Today there is a streetcar body on the north side of I-20 between Ft. Worth and Abilene. Probably a former Ft. Worth one.
It was just a huge amount of rollingstock and infrastructure to remove and get rid of. Fort Worth still uncovers remnants of track during street projects. I hate to think of what became of most of those cars. I was hovering over the north Fort Worth area on satellite maps while doing some research when I noticed something interesting in a backyard. A narrow rectangle with gently rounded ends. Street view revealed nothing but a privacy fence. I went out to the property. You can’t see over the fence from the street. But I peeked over the fence. The rectangle was the roof of a streetcar! Checking the address, I found that the property belongs to a guy involved in streetcar preservation.

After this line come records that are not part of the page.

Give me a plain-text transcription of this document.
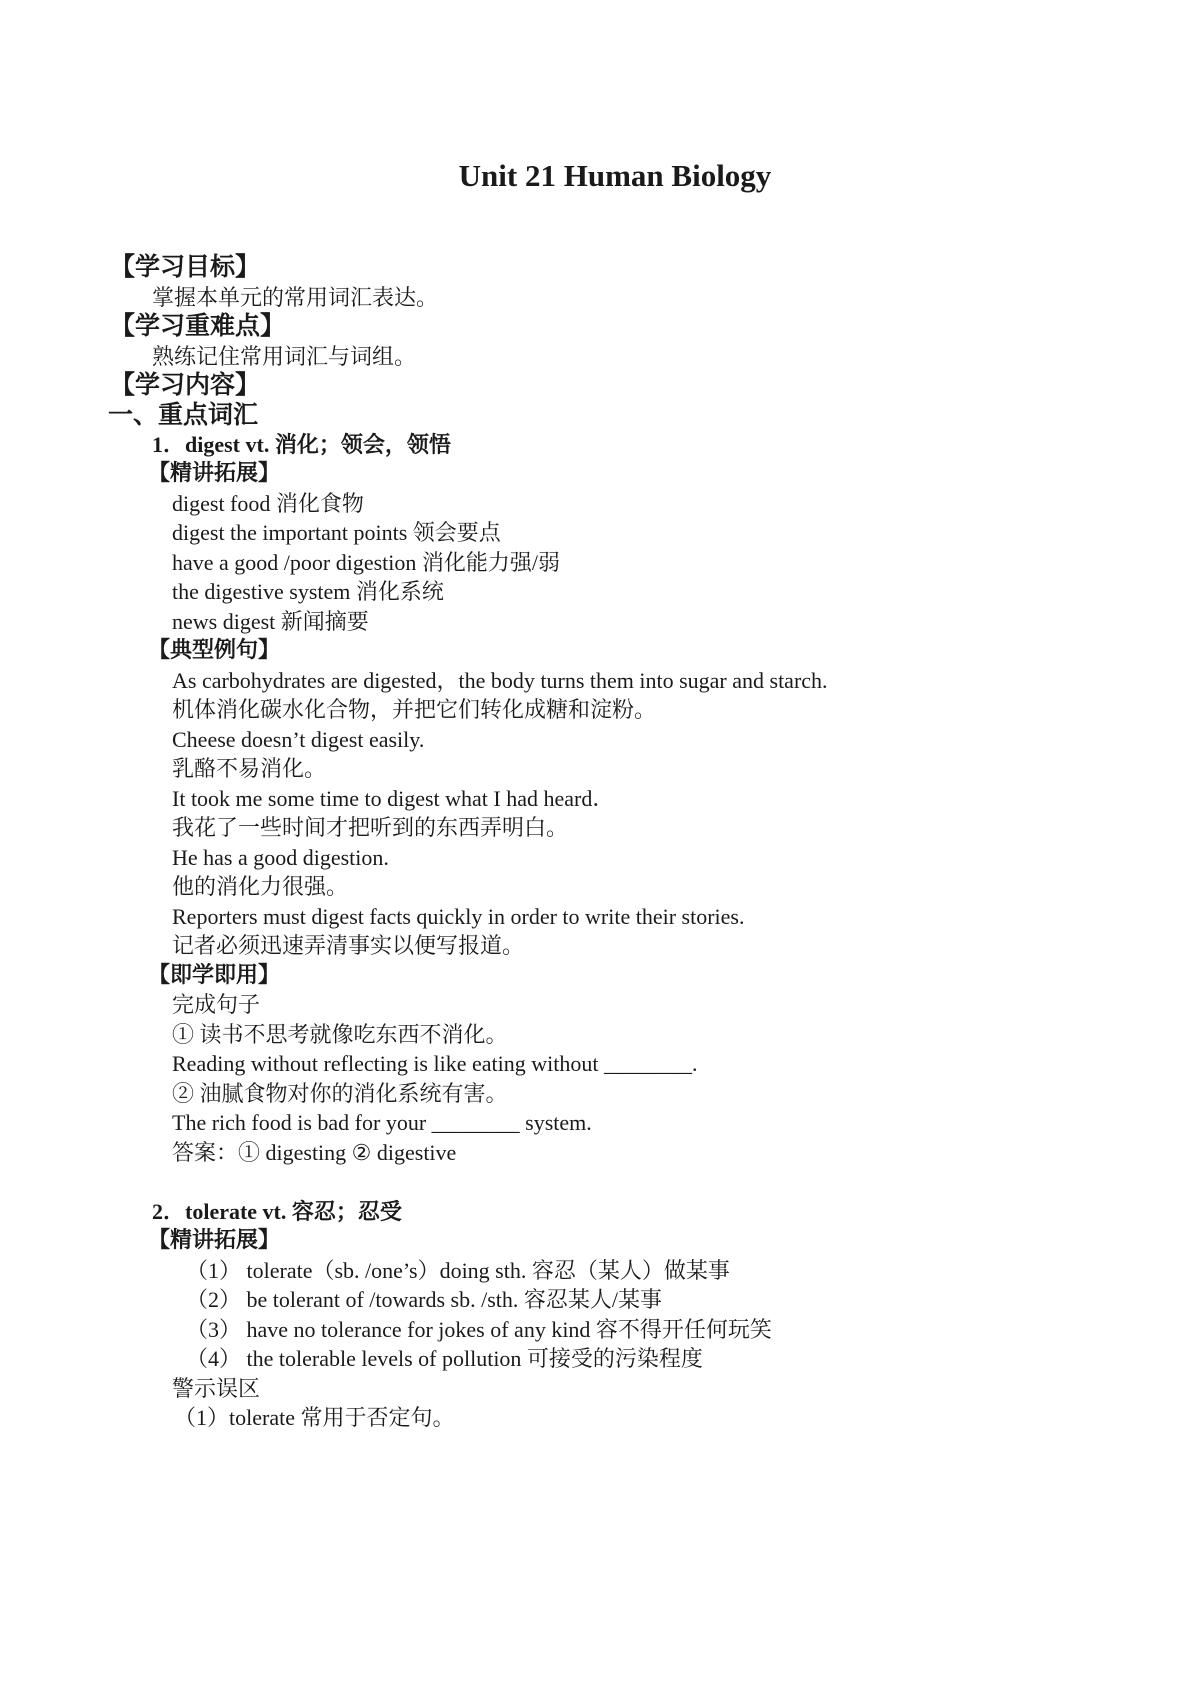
Unit 21 Human Biology
【学习目标】
掌握本单元的常用词汇表达。
【学习重难点】
熟练记住常用词汇与词组。
【学习内容】
一、重点词汇
1．digest vt. 消化；领会，领悟
【精讲拓展】
digest food 消化食物
digest the important points 领会要点
have a good /poor digestion 消化能力强/弱
the digestive system 消化系统
news digest 新闻摘要
【典型例句】
As carbohydrates are digested，the body turns them into sugar and starch.
机体消化碳水化合物，并把它们转化成糖和淀粉。
Cheese doesn’t digest easily.
乳酪不易消化。
It took me some time to digest what I had heard．
我花了一些时间才把听到的东西弄明白。
He has a good digestion.
他的消化力很强。
Reporters must digest facts quickly in order to write their stories.
记者必须迅速弄清事实以便写报道。
【即学即用】
完成句子
① 读书不思考就像吃东西不消化。
Reading without reflecting is like eating without ________.
② 油腻食物对你的消化系统有害。
The rich food is bad for your ________ system.
答案：① digesting ② digestive
2．tolerate vt. 容忍；忍受
【精讲拓展】
（1） tolerate（sb. /one’s）doing sth. 容忍（某人）做某事
（2） be tolerant of /towards sb. /sth. 容忍某人/某事
（3） have no tolerance for jokes of any kind 容不得开任何玩笑
（4） the tolerable levels of pollution 可接受的污染程度
警示误区
（1）tolerate 常用于否定句。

My grandfather was a motor man for Sam Rosen’s line I believe. I have a picture of him and the conductor on his car. He related a story about stepping off the car from the front door of the car (while it was in motion) and hooking his arm around the rail of the rear door as it passed to climb back into the car.
This apparently caused some discomfiture amongst some of the riding passengers.
Except for a few relics like your photo, it’s as if the era of the streetcar never happened. I imagine that jobs on the cars carried some prestige–men got to wear a uniform, command authority among passengers, see the world (or at least the town).
Do you have a Cleburne interurban map? I’m trying to find if it ran on Wilhite Street. Maybe our Streetcars ran on Wilhite, but I have not found proof. Thanks.
I do not. The Sanborn fire maps, which normally were so detailed, show only the interurban waiting room on Caddo in the Wright Building. The Sanborn maps show only railroad tracks, not interurban tracks, in Cleburne. I have not found a detailed old Cleburne city map at General Land Office or Library of Congress. Separate post on Cleburne line.
Headlines: Transit pole electrifies voters.
Expanding streetcar system gains traction.
TCT Co. demands fare play.
Wouldn’t touch those lines with a ten-foot rail!
Excellent local history.
Thanks, Tommie. I love streetcar history.